Serving Whitman County since 1877
Different stakeholders in the future of the John Wayne Trail spoke with the Gazette this week about the recent funding awarded to plan upgrades to the state-wide trail.
The Washington State Parks Department has been recently awarded a grant for $96,000 from the state’s Resource Conservation Office to write a plan for repairs and upgrades to the trail. The funding will help write plans for three trailheads to be built at Malden, Rosalia and Tekoa. The trailheads would include parking lots and restrooms.
Land-owner Gary Van Dyke owns roughly three miles of land along the trail, which crosses through north Whitman County through Malden, Rosalia and then Tekoa.
Van Dyke said he wants to learn more about the proposal, since it could impact his land.
“Landowners need to know the downside of what burdens will be placed upon us at these sites,” Van Dyke said.
He pointed out that in all his years of living along the trail, the only trail users he has seen are the John Wayne Pioneer Wagon Drivers and Riders. The group of 100 or so travels the trail each year and normally makes stops at Malden, Rosalia and Tekoa. They take part in the Rosalia Battle Days parade each year.
“That’s the only traffic we’ve seen,” he said.
Van Dyke questioned the use of the $96,000 to simply write a “plan” for a trail that sees so little use.
“The other thing I’d be concerned about is who will utilize these sites?”, he said.
Rosalia Mayor Jim Stenhouse said he would welcome a new trailhead in his town.
“It would be wonderful. It would be great. We look forward to those people showing up at Battle Days each year,” said Stenhouse.
While Stenhouse hadn’t heard the full details of the new state funding, he said he was willing to have the town of Rosalia partner with the John Wayne riders in making the improvements at Rosalia.
Tom Short of Woodinville, the current trail development coordinator for the John Wayne group, helped the state parks office write the grant proposal for the $96,000. He was elated to learn the grant had been awarded. Short rides the trail with the group every year.
The section of the trail that runs through the west side of the state sees frequent traffic, Short said. But the eastern half sees much less. With improved trailheads, the trail could see more traffic.
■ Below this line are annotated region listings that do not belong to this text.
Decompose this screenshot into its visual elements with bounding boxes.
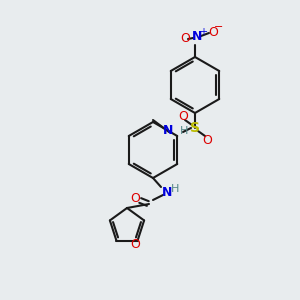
Text: −: − <box>214 22 224 32</box>
Text: O: O <box>180 32 190 46</box>
Text: S: S <box>190 121 200 135</box>
Text: O: O <box>130 238 140 251</box>
Text: H: H <box>180 126 188 136</box>
Text: O: O <box>130 191 140 205</box>
Text: O: O <box>202 134 212 146</box>
Text: N: N <box>163 124 173 137</box>
Text: O: O <box>178 110 188 122</box>
Text: +: + <box>199 27 207 37</box>
Text: N: N <box>162 185 172 199</box>
Text: H: H <box>171 184 179 194</box>
Text: N: N <box>192 31 202 44</box>
Text: O: O <box>208 26 218 38</box>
“The eastern portion of the trail is not very well used, one: because no one knows about it and two: it’s hard to use,” Short said.
The west end of the trail received a big boost last week with the re-opening of the two-mile Snoqualmie tunnel which has been closed since the start of 2009 because of chunks of concrete falling inside of the tunnel. The 11-month project, costing close to $700,000, installed a four-inch layer of concrete on a wire fabric lining.
The John Wayne Trail follows the former route of the Milwaukee Railroad which ran from Tacoma to Chicago. The state acquired the former right-of-way from trustees of the Milwaukee bankruptcy.
“Hopefully, they are going to be able to bring the eastern portion of the trail up to the standards of the western portion of the trail,” he added.
Tekoa Mayor John Jaeger said he would encourage the state study to include the high trestle bridge in Tekoa. The ends of the trestle have been blocked off at Tekoa since the trail was started. Jaeger noted Tekoa groups in the past have pushed to have the former trestle decked and fenced for trail use in a manner similar to the former Milwaukee concrete trestles just south of Rosalia.
Jaeger noted Tekoa in the past has also pushed for acquisition of the nine miles of former Milwaukee right-of-way in Idaho from the state line to Plummer. That would link the John Wayne Trail with the Trail of the Coeur d’Alenes and offer riders and hikers a route all the way from North Bend to Lookout Pass and the Trail of the Hiawatha, which is also on a portion of the former Milwaukee right-of-way. Total length of such a trail system would be over 400 miles.